The Awakening of Dormant Wallets: A Signal to Decode
Glassnode’s analysis highlights a real resurgence of activity from wallets inactive for 3 to 5 years. These investors, often considered strong hands, had so far preferred waiting over action. However, they are now liquidating massively: nearly 2.16 billion dollars in BTC have been spent by this group.
Why now? Is it a loss of confidence or simply arbitrage in the face of historically high prices? Some see it as a bearish signal, others as a mere changing of the guard. But what is certain is that the timing is no coincidence. bitcoin cycles often reveal their truth through these discreet movements.
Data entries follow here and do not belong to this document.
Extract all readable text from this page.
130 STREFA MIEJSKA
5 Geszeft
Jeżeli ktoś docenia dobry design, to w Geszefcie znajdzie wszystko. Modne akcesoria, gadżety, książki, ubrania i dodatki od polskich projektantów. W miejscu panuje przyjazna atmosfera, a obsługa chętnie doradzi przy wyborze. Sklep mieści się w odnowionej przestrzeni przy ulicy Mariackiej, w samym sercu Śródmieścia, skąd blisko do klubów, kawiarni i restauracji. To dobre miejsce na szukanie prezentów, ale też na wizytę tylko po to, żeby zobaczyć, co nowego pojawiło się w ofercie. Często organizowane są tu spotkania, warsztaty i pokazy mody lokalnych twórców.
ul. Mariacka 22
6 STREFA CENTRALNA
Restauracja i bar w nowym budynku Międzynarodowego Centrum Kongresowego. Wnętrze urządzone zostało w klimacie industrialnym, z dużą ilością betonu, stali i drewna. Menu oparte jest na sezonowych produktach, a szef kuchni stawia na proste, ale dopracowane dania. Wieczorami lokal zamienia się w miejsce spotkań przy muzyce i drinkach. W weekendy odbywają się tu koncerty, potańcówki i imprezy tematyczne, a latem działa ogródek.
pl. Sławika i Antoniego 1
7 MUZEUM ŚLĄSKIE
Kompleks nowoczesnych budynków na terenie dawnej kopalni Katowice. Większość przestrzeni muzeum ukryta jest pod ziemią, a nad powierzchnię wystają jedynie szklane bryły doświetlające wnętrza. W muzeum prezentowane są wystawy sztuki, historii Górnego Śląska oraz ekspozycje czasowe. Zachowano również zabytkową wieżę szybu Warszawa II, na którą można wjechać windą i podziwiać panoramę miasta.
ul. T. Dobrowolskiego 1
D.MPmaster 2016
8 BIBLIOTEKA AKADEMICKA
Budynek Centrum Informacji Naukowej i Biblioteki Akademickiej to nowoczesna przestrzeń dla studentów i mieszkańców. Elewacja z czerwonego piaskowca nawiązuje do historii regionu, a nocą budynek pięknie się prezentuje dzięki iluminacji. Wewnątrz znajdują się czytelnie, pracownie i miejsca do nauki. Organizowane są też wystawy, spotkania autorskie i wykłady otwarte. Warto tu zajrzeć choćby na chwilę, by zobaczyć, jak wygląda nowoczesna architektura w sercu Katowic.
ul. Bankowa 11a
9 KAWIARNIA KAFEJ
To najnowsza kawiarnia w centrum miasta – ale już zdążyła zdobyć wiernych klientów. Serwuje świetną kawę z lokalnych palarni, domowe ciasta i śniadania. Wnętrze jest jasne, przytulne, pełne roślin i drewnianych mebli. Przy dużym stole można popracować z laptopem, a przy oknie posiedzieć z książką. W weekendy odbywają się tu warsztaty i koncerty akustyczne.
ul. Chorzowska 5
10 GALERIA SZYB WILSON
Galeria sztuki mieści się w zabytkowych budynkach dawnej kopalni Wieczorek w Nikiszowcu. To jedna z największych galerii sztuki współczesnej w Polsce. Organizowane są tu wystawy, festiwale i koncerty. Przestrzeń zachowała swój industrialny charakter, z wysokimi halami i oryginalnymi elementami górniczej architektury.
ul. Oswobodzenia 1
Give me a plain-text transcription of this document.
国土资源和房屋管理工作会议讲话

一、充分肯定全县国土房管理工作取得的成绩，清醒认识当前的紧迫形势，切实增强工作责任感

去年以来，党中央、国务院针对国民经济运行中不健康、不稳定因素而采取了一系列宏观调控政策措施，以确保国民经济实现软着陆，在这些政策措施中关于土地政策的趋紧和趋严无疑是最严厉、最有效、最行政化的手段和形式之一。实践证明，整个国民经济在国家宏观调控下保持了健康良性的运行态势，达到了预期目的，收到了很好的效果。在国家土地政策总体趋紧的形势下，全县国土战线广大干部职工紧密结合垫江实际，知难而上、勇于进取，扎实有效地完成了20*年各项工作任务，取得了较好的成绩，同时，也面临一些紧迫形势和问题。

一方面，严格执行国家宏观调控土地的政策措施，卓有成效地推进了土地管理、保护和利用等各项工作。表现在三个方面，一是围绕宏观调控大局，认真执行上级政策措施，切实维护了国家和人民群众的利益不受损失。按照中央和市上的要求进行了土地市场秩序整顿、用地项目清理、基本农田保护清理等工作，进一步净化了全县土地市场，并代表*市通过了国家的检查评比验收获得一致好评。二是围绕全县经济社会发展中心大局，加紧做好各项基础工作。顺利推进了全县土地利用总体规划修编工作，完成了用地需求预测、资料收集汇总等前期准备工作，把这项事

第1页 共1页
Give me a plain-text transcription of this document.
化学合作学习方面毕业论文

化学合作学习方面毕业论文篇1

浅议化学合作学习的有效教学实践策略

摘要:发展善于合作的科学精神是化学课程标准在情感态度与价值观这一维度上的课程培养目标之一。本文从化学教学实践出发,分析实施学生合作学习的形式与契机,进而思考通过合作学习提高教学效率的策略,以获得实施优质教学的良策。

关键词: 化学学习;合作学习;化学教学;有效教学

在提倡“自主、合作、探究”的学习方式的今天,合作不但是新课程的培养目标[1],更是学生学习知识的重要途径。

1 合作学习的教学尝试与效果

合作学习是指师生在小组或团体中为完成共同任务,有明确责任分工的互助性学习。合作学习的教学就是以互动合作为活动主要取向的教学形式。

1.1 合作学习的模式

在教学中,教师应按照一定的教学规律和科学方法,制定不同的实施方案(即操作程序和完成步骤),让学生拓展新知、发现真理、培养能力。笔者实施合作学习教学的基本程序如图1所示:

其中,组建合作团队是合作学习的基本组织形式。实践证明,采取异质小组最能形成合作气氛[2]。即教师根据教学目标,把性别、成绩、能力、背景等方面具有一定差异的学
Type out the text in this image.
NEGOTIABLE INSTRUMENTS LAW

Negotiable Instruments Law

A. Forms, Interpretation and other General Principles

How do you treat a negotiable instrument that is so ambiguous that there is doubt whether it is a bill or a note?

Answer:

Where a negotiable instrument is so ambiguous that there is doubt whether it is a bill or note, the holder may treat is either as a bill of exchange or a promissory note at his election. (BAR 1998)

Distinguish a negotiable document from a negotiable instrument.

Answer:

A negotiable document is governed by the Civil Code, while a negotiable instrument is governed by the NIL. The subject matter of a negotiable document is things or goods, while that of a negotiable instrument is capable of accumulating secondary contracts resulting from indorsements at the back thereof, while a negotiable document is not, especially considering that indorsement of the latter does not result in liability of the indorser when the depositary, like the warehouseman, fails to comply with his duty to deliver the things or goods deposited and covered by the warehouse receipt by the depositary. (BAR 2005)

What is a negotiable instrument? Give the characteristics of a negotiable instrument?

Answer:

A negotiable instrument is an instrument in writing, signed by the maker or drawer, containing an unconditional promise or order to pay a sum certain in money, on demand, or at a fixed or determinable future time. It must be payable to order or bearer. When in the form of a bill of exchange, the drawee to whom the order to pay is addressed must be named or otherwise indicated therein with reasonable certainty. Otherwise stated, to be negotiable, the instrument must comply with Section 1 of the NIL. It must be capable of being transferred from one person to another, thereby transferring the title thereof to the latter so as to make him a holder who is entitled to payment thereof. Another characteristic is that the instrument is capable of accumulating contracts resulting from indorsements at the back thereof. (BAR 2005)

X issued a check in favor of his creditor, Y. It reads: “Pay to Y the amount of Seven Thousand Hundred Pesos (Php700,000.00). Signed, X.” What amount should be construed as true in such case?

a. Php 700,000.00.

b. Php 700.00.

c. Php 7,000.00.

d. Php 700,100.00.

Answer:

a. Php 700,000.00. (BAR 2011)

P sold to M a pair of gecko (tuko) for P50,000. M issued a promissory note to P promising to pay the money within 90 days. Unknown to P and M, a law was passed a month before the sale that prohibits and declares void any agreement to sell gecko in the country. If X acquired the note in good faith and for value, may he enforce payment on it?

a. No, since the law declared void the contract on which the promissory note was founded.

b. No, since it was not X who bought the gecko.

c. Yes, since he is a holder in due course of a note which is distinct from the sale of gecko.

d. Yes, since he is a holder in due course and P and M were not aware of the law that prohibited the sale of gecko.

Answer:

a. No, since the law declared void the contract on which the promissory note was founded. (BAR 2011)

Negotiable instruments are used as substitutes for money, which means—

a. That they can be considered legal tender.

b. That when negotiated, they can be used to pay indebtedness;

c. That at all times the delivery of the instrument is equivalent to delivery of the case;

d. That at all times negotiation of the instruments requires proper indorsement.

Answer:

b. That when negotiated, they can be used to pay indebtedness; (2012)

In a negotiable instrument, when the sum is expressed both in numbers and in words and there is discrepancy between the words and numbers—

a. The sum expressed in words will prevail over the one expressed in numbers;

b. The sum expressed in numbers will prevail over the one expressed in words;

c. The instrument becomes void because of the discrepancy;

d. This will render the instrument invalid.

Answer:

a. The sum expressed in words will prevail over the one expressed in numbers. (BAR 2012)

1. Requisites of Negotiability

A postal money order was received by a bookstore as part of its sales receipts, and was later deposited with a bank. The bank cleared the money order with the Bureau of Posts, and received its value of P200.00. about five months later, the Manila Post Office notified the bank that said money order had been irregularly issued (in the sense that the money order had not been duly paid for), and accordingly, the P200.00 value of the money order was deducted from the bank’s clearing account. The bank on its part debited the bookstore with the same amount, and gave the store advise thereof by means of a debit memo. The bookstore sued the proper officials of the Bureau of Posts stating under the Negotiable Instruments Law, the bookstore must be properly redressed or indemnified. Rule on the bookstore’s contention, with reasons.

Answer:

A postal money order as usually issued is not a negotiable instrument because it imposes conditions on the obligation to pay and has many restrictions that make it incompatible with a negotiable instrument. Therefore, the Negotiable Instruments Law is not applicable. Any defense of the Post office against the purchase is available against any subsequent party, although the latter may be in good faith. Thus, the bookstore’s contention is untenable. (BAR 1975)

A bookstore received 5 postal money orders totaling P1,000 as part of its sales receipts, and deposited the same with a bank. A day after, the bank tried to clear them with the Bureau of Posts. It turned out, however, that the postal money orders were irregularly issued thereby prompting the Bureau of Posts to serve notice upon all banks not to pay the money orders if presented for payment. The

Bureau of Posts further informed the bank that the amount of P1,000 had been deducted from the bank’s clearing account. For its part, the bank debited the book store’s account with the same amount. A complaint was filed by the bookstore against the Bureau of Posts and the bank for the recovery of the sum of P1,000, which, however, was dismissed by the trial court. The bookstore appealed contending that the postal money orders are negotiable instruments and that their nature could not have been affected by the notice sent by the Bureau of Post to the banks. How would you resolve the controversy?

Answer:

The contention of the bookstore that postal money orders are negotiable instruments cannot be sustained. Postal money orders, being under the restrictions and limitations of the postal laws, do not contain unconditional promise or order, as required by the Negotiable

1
Wallets of an intermediate age (1 to 3 years) are also part of this wave: 1.41 billion dollars for the 2-3 year bracket, 450 million for the 1-2 year bracket. In total, this constitutes the fifth largest capital outflow of this cycle, reminiscent of the panic (or strategy?) of March 2023.
The Rumor of a Million per Bitcoin and the Reality of the Present
As these massive flows stir market memory, some continue to dream big. Samson Mow claims that bitcoin could rise to 10 million dollars, but widespread ignorance is holding back its takeoff.
For him, the combo of spot ETFs + halving could trigger an “Omega candle“, a catalyst for a quantum leap toward the million-dollar mark. But this theory has yet to materialize… for now.
Others, like Robert Kiyosaki, play the fear card: an economic crisis WOULD trigger a flight to safe havens, with bitcoin leading the list. In this scenario, the million is not a hypothesis, but an inevitable destination.
However, beyond predictions, the present reminds us that bitcoin remains vulnerable to political cycles. The 2024 surge, propelled by Donald Trump’s arrival and the creation of a national bitcoin reserve, shows that institutional confidence weighs more than prophetic speeches.
What to Prepare for Next?
The comeback of old holders is a FORM of silent vote. Is it a disengagement or simply a capital rotation toward more dynamic assets? The timing, just after a new historic peak at 111,000 dollars, is striking. These massive sales could also reveal a desire to take profits before a new phase of regulation or a major correction.
BTCUSDT chart by TradingViewIn any case, these movements require a shift in perspective for analysts and investors. The era of “HODL at all costs” seems to be giving way to a more nuanced strategy, where both old and new players watch for the same thing: the right moment.
Thus, while prophets speak of a million or chaos, the wallets act. With Donald TRUMP now backing the Bitcoin Act, all scenarios become imaginable.